«El tren atraviesa lentamente el páramo de Resondoff, cruza las ásperas montañas de Jeralpieva, avanza por la comarca pantanosa de Gaggoff -donde se crían las únicas ranas carnívoras del mundo- y se detiene con un resoplido en la pequeña ciudad gótica de Boronburg, en el extremo norte del reino de Burgundia, próspera en otros tiempos pero que hoy apenas cuenta con dos mil habitantes». Así de prometedor es el primer párrafo de la novela corta titulada «El hombre bicolor», obra póstuma de Javier Tomeo (Quicena, 1932- Barcelona, 2013) en la que el originalísimo autor cuenta las desventuras de Hermógenes W., un Inspector de Segunda Categoría del Cuerpo Especial de Recaudadores Comarcales que tiene el ojo derecho de color azul y el izquierdo verde, y viaja en ese tren con la misión de recaudar impuestos en Boronburg. Será esta su segunda estancia en la ciudad con el mismo fin, pero a diferencia de lo ocurrido en la primera ocasión, esta vez nadie acude a recibirle a la estación ni le espera en la recepción del hotel donde debe alojarse. Cuando telefonea al Ayuntamiento, una voz le informa: «Aquí no hay nadie», una y otra vez. Al caer la noche, no se ve ninguna luz a través de las ventanas de las casas, y aunque sea otoño y sople un fuerte viento, las hojas de las moreras no caen ni se mecen.

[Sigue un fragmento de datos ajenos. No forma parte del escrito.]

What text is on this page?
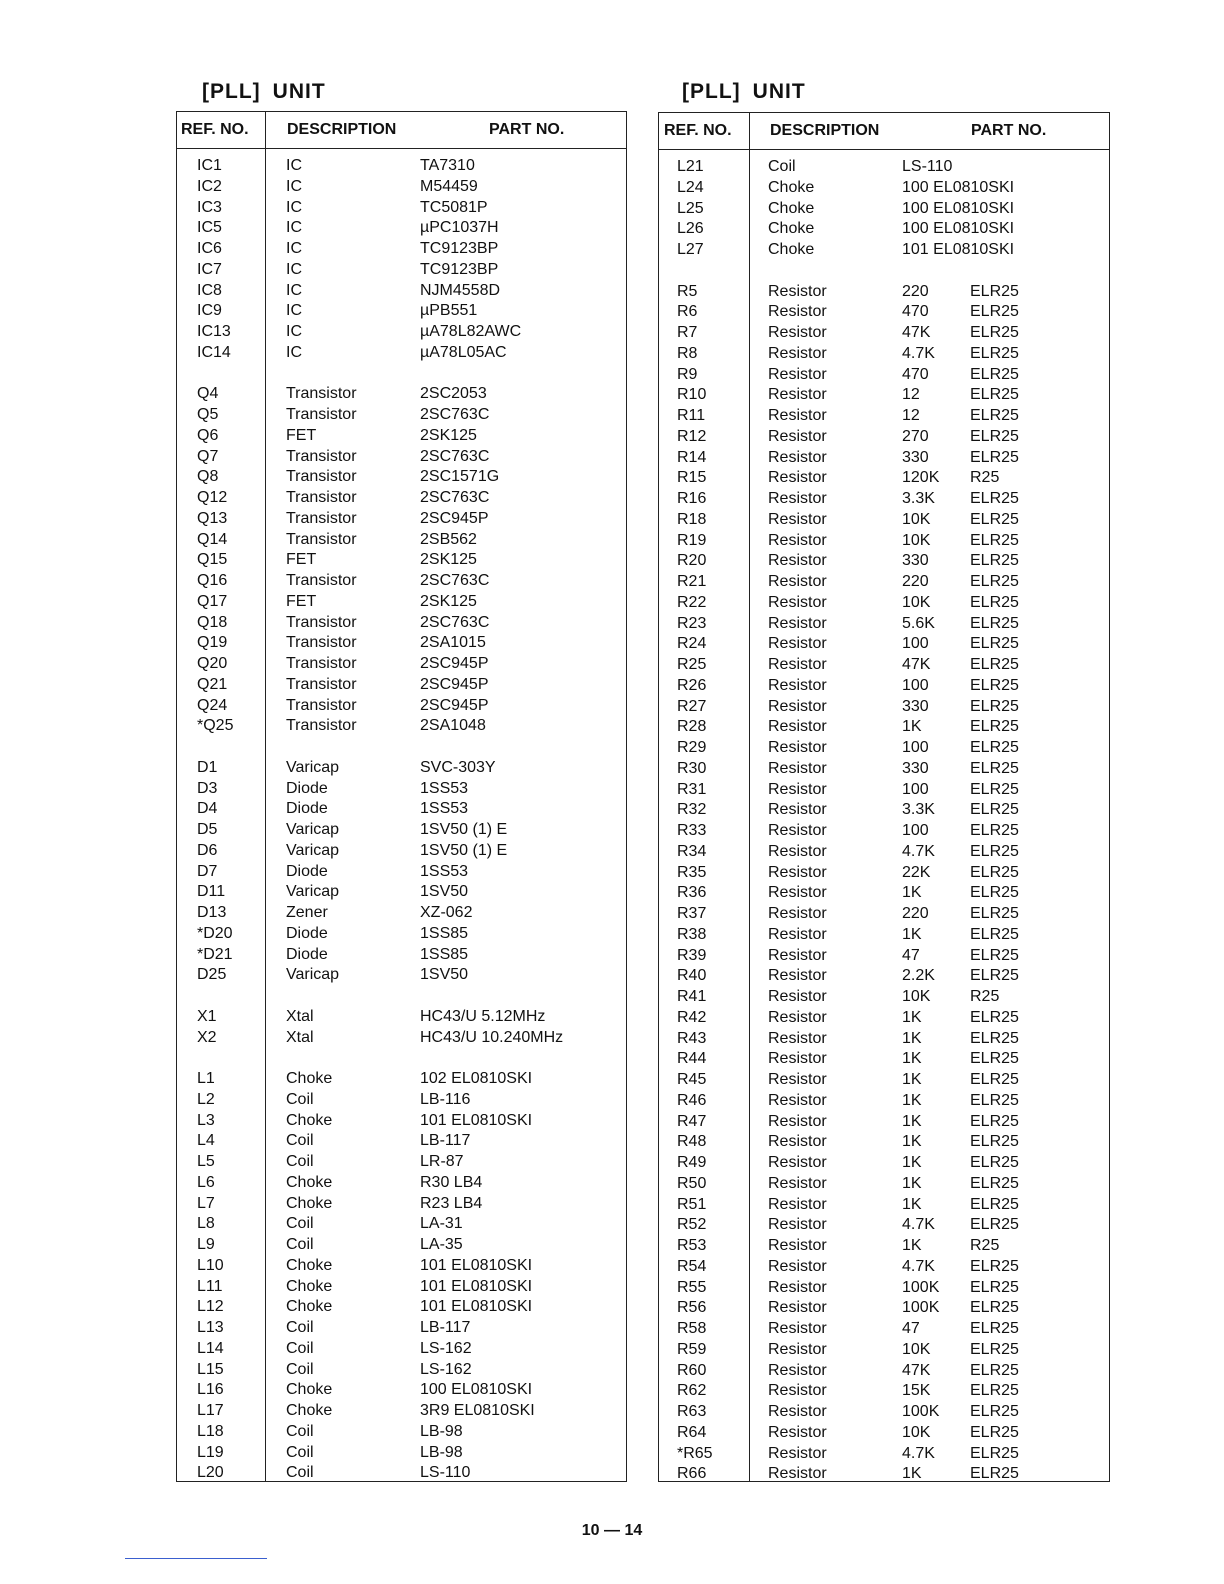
[PLL] UNIT
REF. NO. DESCRIPTION	PART NO.
IC1	IC	TA7310
IC2	IC	M54459
IC3	IC	TC5081P
IC5	IC	µPC1037H
IC6	IC	TC9123BP
IC7	IC	TC9123BP
IC8	IC	NJM4558D
IC9	IC	µPB551
IC13	IC	µA78L82AWC
IC14	IC	µA78L05AC
Q4	Transistor	2SC2053
Q5	Transistor	2SC763C
Q6	FET	2SK125
Q7	Transistor	2SC763C
Q8	Transistor	2SC1571G
Q12	Transistor	2SC763C
Q13	Transistor	2SC945P
Q14	Transistor	2SB562
Q15	FET	2SK125
Q16	Transistor	2SC763C
Q17	FET	2SK125
Q18	Transistor	2SC763C
Q19	Transistor	2SA1015
Q20	Transistor	2SC945P
Q21	Transistor	2SC945P
Q24	Transistor	2SC945P
*Q25	Transistor	2SA1048
D1	Varicap	SVC-303Y
D3	Diode	1SS53
D4	Diode	1SS53
D5	Varicap	1SV50 (1) E
D6	Varicap	1SV50 (1) E
D7	Diode	1SS53
D11	Varicap	1SV50
D13	Zener	XZ-062
*D20	Diode	1SS85
*D21	Diode	1SS85
D25	Varicap	1SV50
X1	Xtal	HC43/U 5.12MHz
X2	Xtal	HC43/U 10.240MHz
L1	Choke	102 EL0810SKI
L2	Coil	LB-116
L3	Choke	101 EL0810SKI
L4	Coil	LB-117
L5	Coil	LR-87
L6	Choke	R30 LB4
L7	Choke	R23 LB4
L8	Coil	LA-31
L9	Coil	LA-35
L10	Choke	101 EL0810SKI
L11	Choke	101 EL0810SKI
L12	Choke	101 EL0810SKI
L13	Coil	LB-117
L14	Coil	LS-162
L15	Coil	LS-162
L16	Choke	100 EL0810SKI
L17	Choke	3R9 EL0810SKI
L18	Coil	LB-98
L19	Coil	LB-98
L20	Coil	LS-110
[PLL] UNIT
REF. NO. DESCRIPTION	PART NO.
L21	Coil	LS-110
L24	Choke	100 EL0810SKI
L25	Choke	100 EL0810SKI
L26	Choke	100 EL0810SKI
L27	Choke	101 EL0810SKI
R5	Resistor	220	ELR25
R6	Resistor	470	ELR25
R7	Resistor	47K ELR25
R8	Resistor	4.7K ELR25
R9	Resistor	470	ELR25
R10	Resistor	12	ELR25
R11	Resistor	12	ELR25
R12	Resistor	270	ELR25
R14	Resistor	330	ELR25
R15	Resistor	120K R25
R16	Resistor	3.3K ELR25
R18	Resistor	10K ELR25
R19	Resistor	10K ELR25
R20	Resistor	330	ELR25
R21	Resistor	220	ELR25
R22	Resistor	10K ELR25
R23	Resistor	5.6K ELR25
R24	Resistor	100	ELR25
R25	Resistor	47K ELR25
R26	Resistor	100	ELR25
R27	Resistor	330	ELR25
R28	Resistor	1K	ELR25
R29	Resistor	100	ELR25
R30	Resistor	330	ELR25
R31	Resistor	100	ELR25
R32	Resistor	3.3K ELR25
R33	Resistor	100	ELR25
R34	Resistor	4.7K ELR25
R35	Resistor	22K ELR25
R36	Resistor	1K	ELR25
R37	Resistor	220	ELR25
R38	Resistor	1K	ELR25
R39	Resistor	47	ELR25
R40	Resistor	2.2K ELR25
R41	Resistor	10K R25
R42	Resistor	1K	ELR25
R43	Resistor	1K	ELR25
R44	Resistor	1K	ELR25
R45	Resistor	1K	ELR25
R46	Resistor	1K	ELR25
R47	Resistor	1K	ELR25
R48	Resistor	1K	ELR25
R49	Resistor	1K	ELR25
R50	Resistor	1K	ELR25
R51	Resistor	1K	ELR25
R52	Resistor	4.7K ELR25
R53	Resistor	1K	R25
R54	Resistor	4.7K ELR25
R55	Resistor	100K ELR25
R56	Resistor	100K ELR25
R58	Resistor	47	ELR25
R59	Resistor	10K ELR25
R60	Resistor	47K ELR25
R62	Resistor	15K ELR25
R63	Resistor	100K ELR25
R64	Resistor	10K ELR25
*R65	Resistor	4.7K ELR25
R66	Resistor	1K	ELR25
10 — 14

Quienes conozcan la obra de Tomeo, licenciado en Derecho y Criminología por la Universidad de Barcelona, sabrán que es un autor que no deja indiferente a nadie. O gusta mucho, o no gusta nada. Cuentan además que Juan Benet le acusaba de hacer «croquetas literarias», libros todos con idéntico sabor. Desconozco si la anécdota es cierta, pero sin ser del todo inexacta, la frase me parece injusta en la medida en que pone el acento únicamente en el aspecto más peyorativo de la realidad a la que hace alusión, y es que Javier Tomeo quizá sea tan fácilmente reconocible porque consiguió una voz propia, diferenciada, evocadora, dotada de un extravagante y personalísimo halo de encanto amargo que a mí, como lectora de a pie, me ha resultado siempre muy meritoria y envolvente.
Siguiendo con los tópicos vinculados al autor, a Tomeo se le ha comparado siempre con Kafka, el Kafka español, se le llama, de forma un tanto provinciana. Salvando las distancias, también en este símil hay una parte de verdad, y es cierto que Hermógenes de «El hombre bicolor» recuerda en algún momento al Josef K. de «El proceso» y al Gregorio Samsa de «La metamorfosis». Por razones mucho menos explicables, al leerlo me vino también a la cabeza «Bartleby, el escribiente», el relato de Herman Melville, quizá porque ambos libros están hechos de ese tipo de prosa capaz de generar el aire que respiras, los olores que percibes y las voces que oyes o dejar de oír mientras lees el libro. Identifica a Tomeo además un humor entre infantil y demente, que salpimienta en todo el texto para hacer más digeribles los mensajes de peso que el autor desliza en algunos de sus párrafos de forma inopinada, como quien no quiere la cosa. Sirvan de muestra estos pocos botones:
«Parece como si el ayer y el hoy se estuviesen convirtiendo en una sola cosa. Se encuentran, se aman, se fecundan y se convierten en un presente que no se acaba nunca» [...]
«No se lo discuto. No tengo más remedio que admitir que esta soledad y este silencio no pueden resistirse impunemente. Antes o después acaban pasando factura al más pintado. Empiezo a verme por dentro y lo que veo no me gusta demasiado. No es para sentirme orgulloso.» [...]
«Así son las cosas, nos pasamos toda la vida buscando algo y cuando por fin lo tenemos al alcance de la mano, nos asaltan las dudas y no sabemos qué hacer. » [...]
«Si llueve de arriba hacia abajo es para que ellos, los que tienen la suerte de estar arriba, no se mojen, es decir, para que se pongan perdidos únicamente los que están abajo, a ras de suelo».